Peneliti ICW Almas Sjafrina mengenakan jilbab merah jambu (IST/ NA)

Jakarta, aktual.com – Indonesia Corruption Watch (ICW) ikut menanggapi polemik penyelewengan program beasiswa Program Indonesia Pintar (PIP) yang terjadi di Polewali Mandar (Polman). ICW menyebut penyelewengan beasiswa PIP tersebut potensial sangat berkaitan dengan korupsi dan kerugian negara.

“Dari tren korupsi yang ditindak oleh aparat penegak hukum angka (Korupsi PIP) mungkin sudah bisa disimpulkan oleh penegak hukum. Tapi kalau kita lihat satu kasus, misalnya yang terjadi di Tasikmalaya itu kan menyangkut penyaluran dana PIP di 300 sekolah. Kerugian negara juga gak kecil juga gitu ya, sampai Rp 700 juta dan bahkan mungkin milyaran,” ujar peneliti ICW Almas Sjafrina dalam konferensi pers yang berlangsung Selasa (22/10) kemarin.

Menurut Almas, penyelewengan tersebut bersumber dari penyalahgunaan kewenangan DPR yang ingin terlibat dalam penyaluran beasiswa PIP. Padahal, DPR justru seharusnya berperan dalam mengawasi program pemerintahan dan bukan melaksanakan program tersebut.

“DPR mempunyai fungsi pengawasan. Dia bukan eksekutor dari program-program pemerintah. Justru DPR mengawasi pemerintah dalam mengeksekusi program-program yang sudah masuk ke anggaran yang sudah disepakati. Kalau kemudian mereka juga menjadi pihak yang mengeksekusi, (mereka) secara tidak langsung juga mendapat benefit dari situ. Katakanlah misalnya tidak ada korupsi disitu, DPR nya masuk, kan tetap dia punya benefit advertorial,” jelas dia.

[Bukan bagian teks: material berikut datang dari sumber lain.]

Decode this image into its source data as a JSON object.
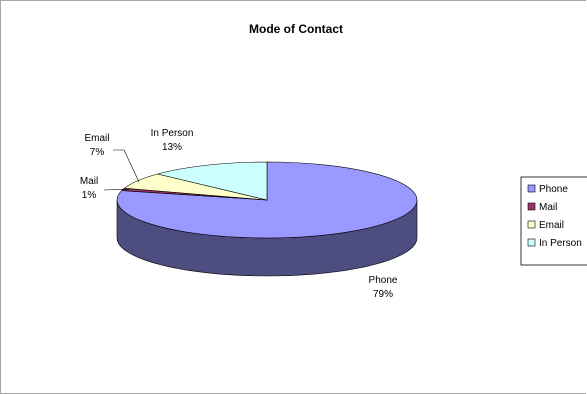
{
  "chart_data": {
    "type": "pie",
    "title": "Mode of Contact",
    "style": "3d",
    "series": [
      {
        "name": "Phone",
        "value": 79,
        "label": "79%",
        "color": "#9999ff"
      },
      {
        "name": "Mail",
        "value": 1,
        "label": "1%",
        "color": "#993366"
      },
      {
        "name": "Email",
        "value": 7,
        "label": "7%",
        "color": "#ffffcc"
      },
      {
        "name": "In Person",
        "value": 13,
        "label": "13%",
        "color": "#ccffff"
      }
    ],
    "legend": {
      "position": "right"
    }
  }
}
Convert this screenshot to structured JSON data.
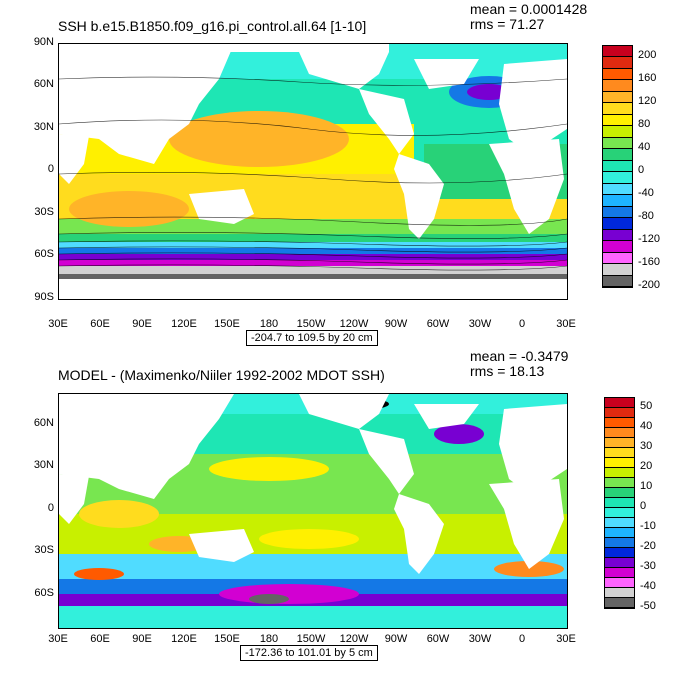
{
  "panel1": {
    "title": "SSH b.e15.B1850.f09_g16.pi_control.all.64 [1-10]",
    "mean": "mean = 0.0001428",
    "rms": "rms = 71.27",
    "range": "-204.7 to 109.5 by 20 cm",
    "lat_labels": [
      "90N",
      "60N",
      "30N",
      "0",
      "30S",
      "60S",
      "90S"
    ],
    "lon_labels": [
      "30E",
      "60E",
      "90E",
      "120E",
      "150E",
      "180",
      "150W",
      "120W",
      "90W",
      "60W",
      "30W",
      "0",
      "30E"
    ],
    "colorbar_labels": [
      "200",
      "160",
      "120",
      "80",
      "40",
      "0",
      "-40",
      "-80",
      "-120",
      "-160",
      "-200"
    ],
    "colorbar_colors": [
      "#c8001e",
      "#e02a10",
      "#ff5a00",
      "#ff8a1e",
      "#ffb428",
      "#ffdc1e",
      "#fff000",
      "#c8f000",
      "#78e650",
      "#28d278",
      "#1ee6b4",
      "#32f0dc",
      "#50dcff",
      "#1eb4ff",
      "#1478e6",
      "#0028dc",
      "#7800d2",
      "#d200d2",
      "#ff64ff",
      "#d2d2d2",
      "#646464"
    ]
  },
  "panel2": {
    "title": "MODEL - (Maximenko/Niiler 1992-2002 MDOT SSH)",
    "mean": "mean = -0.3479",
    "rms": "rms = 18.13",
    "range": "-172.36 to 101.01 by 5 cm",
    "lat_labels": [
      "60N",
      "30N",
      "0",
      "30S",
      "60S"
    ],
    "lon_labels": [
      "30E",
      "60E",
      "90E",
      "120E",
      "150E",
      "180",
      "150W",
      "120W",
      "90W",
      "60W",
      "30W",
      "0",
      "30E"
    ],
    "colorbar_labels": [
      "50",
      "40",
      "30",
      "20",
      "10",
      "0",
      "-10",
      "-20",
      "-30",
      "-40",
      "-50"
    ],
    "colorbar_colors": [
      "#c8001e",
      "#e02a10",
      "#ff5a00",
      "#ff8a1e",
      "#ffb428",
      "#ffdc1e",
      "#fff000",
      "#c8f000",
      "#78e650",
      "#28d278",
      "#1ee6b4",
      "#32f0dc",
      "#50dcff",
      "#1eb4ff",
      "#1478e6",
      "#0028dc",
      "#7800d2",
      "#d200d2",
      "#ff64ff",
      "#d2d2d2",
      "#646464"
    ]
  }
}
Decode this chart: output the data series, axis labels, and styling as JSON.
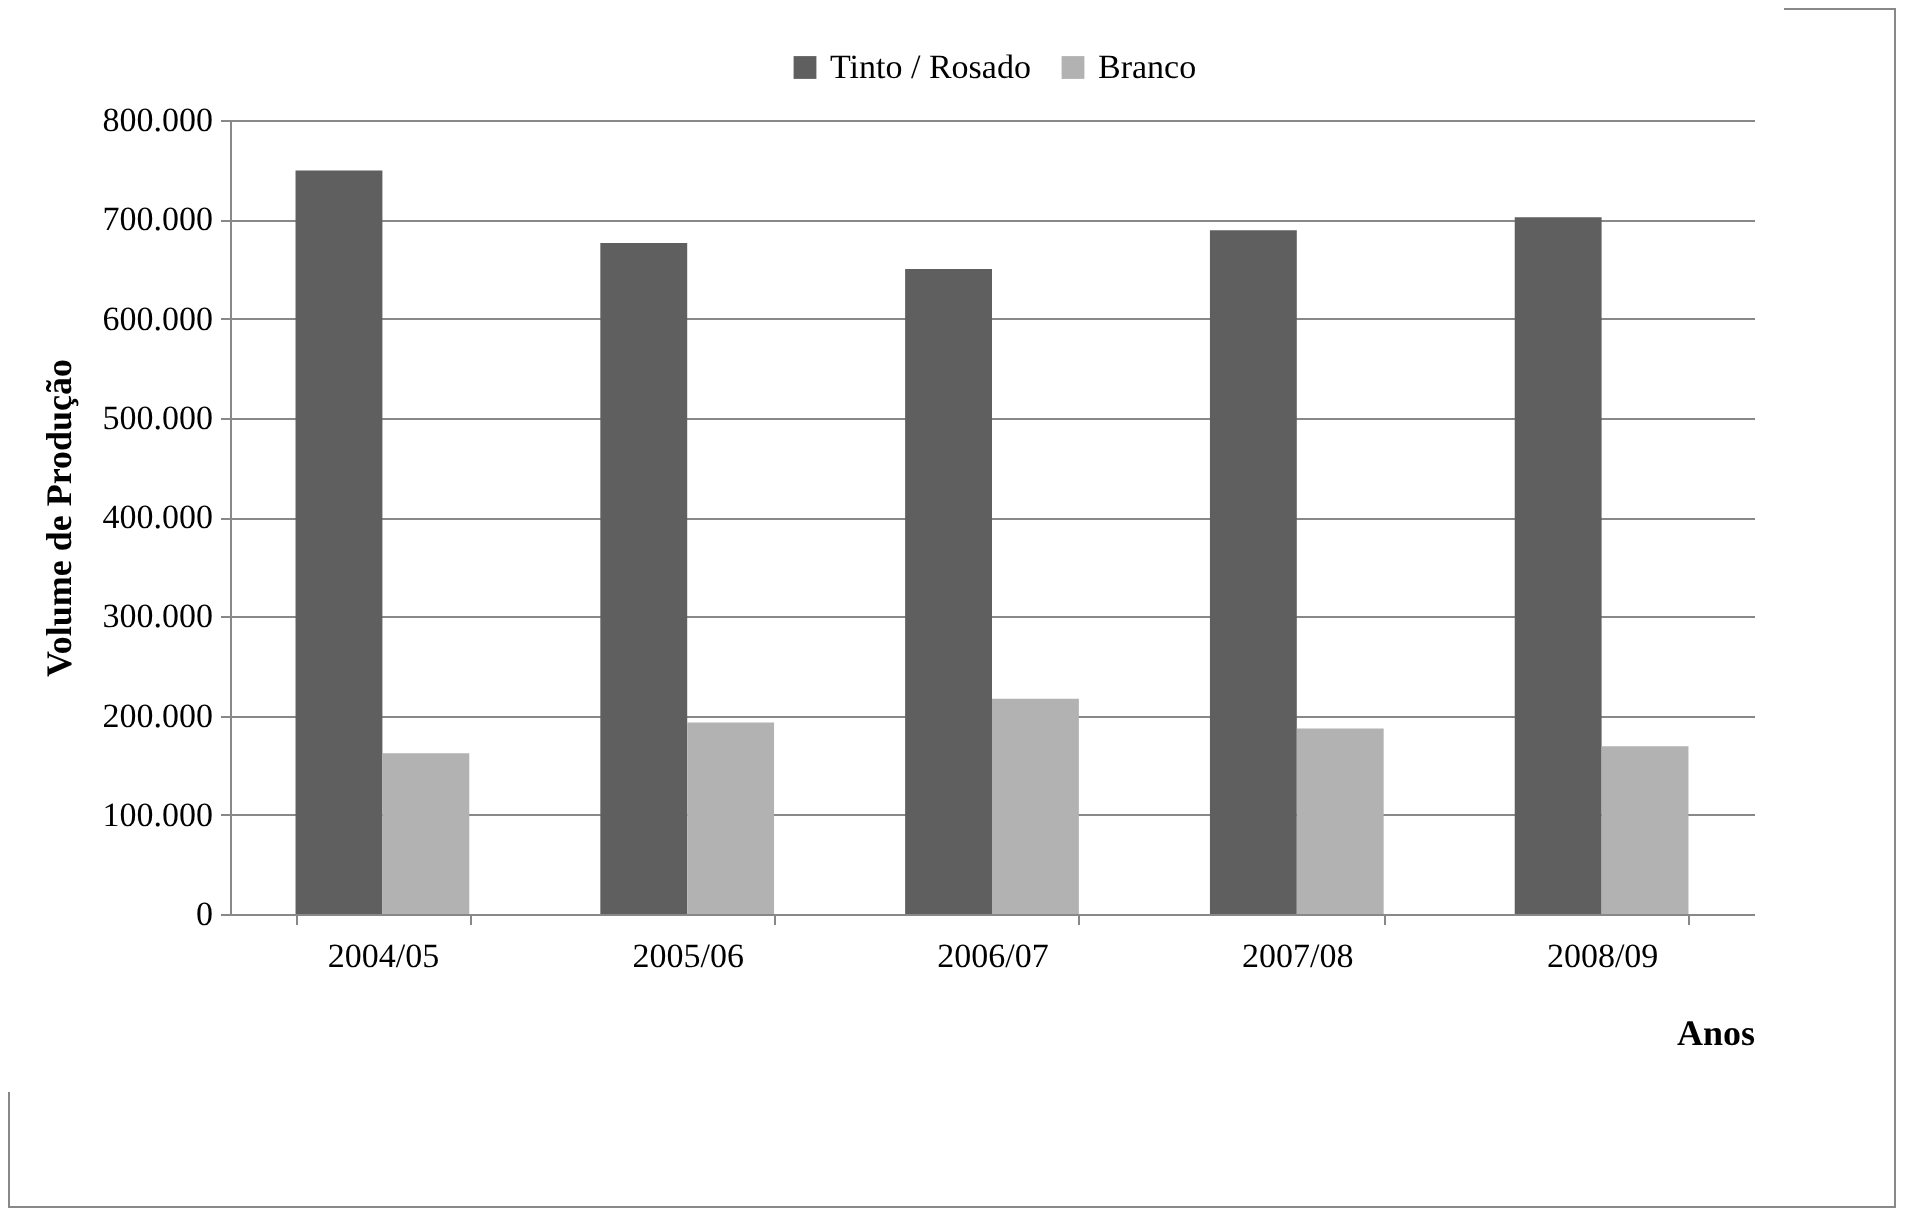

Apalagi, bagi Almas, DPR tidak punya mekanisme untuk melakukan seleksi dan memvalidasi calon penerima beasiswa PIP. Sehingga, besar sekali potensi kerentanan calon penerima adalah orang-orang yang tidak berhak menerima beasiswa PIP.

“Anggota DPR tidak punya tools untuk menyeleksi. Dia tidak punya tools untuk memverifikasi apakah memang nama-nama yang masuk ke list adalah orang yang berhak. Orang Kementerian saja yang meyalurkan itu bisa tidak tepat sasaran, apalagi kemudian anggota DPR tidak punya perangkat, tidak punya tools, tidak punya mekanisme untuk melakukan seleksi dan memverifikasi,” ucapnya.

Peneliti senior ICW itu pun menyarankan pemerintah untuk mengevaluasi dan membenahi program beasiswa PIP. Terutama yang terkait dengan keterlibatan Anggota DPR dalam program PIP Aspirasi.

“Dari publikasi peta jalan pendidikan 2025-2045, salah satu action plan yang seharusnya dilakukan pemerintah adalah melihat kembali, mereview dan merevisi bagaimana skema pemberian bantuan itu. Apakah pemberian PIP itu efektif untuk untuk menurunkan angka putus sekolah atau enggak. Satu itu soal efektifitas, yang kedua soal mekanisme pemberian dan distribusinya begitu,” tegas dia.

Kasus penyelewengan dan politisasi beasiswa PIP di Polewali Mandar, memasuki babak baru setelah Gerakan Mahasiswa Indonesia (GMI) dan LBH Pendidikan melaporkan dugaan penyelewengan beasiswa tersebut ke Komisi Pemberantasan Korupsi (KPK). GMI menjelaskan KPK membutuhkan waktu sekitar 30 hari untuk melakukan penyelidikan atas pengaduan tersebut.

“Saya kira KPK punya niat yang jelas dan tegas untuk memproses dan menyelidiki laporan penyelewengan beasiswa PIP tersebut,” kata Koordinator GMI Andrian di kantor KPK.

Seperti diketahui, menurut temuan sejumlah LSM, beasiswa PIP di Polewali Mandar justru disalurkan kepada penerima yang merupakan anak sejumlah pejabat teras dan anak-anak Aparatur Sipil Negara (ASN). Padahal, berdasarkan ketentuan, program beasiswa PIP hanya diperuntukkan bagi siswa yang berasal dari keluarga miskin/rentan miskin.

Salah satu faktor penyebabnya adalah politisasi beasiswa PIP untuk komoditas politik Anggota Komisi X DPR Ratih Singkarru dan Calon Bupati Polewali Mandar Dirga Singkarru. Keduanya diduga menggunakan beasiswa ini untuk memengaruhi masyarakat memilih Dirga Singkarru sebagai Calon Bupati Polman.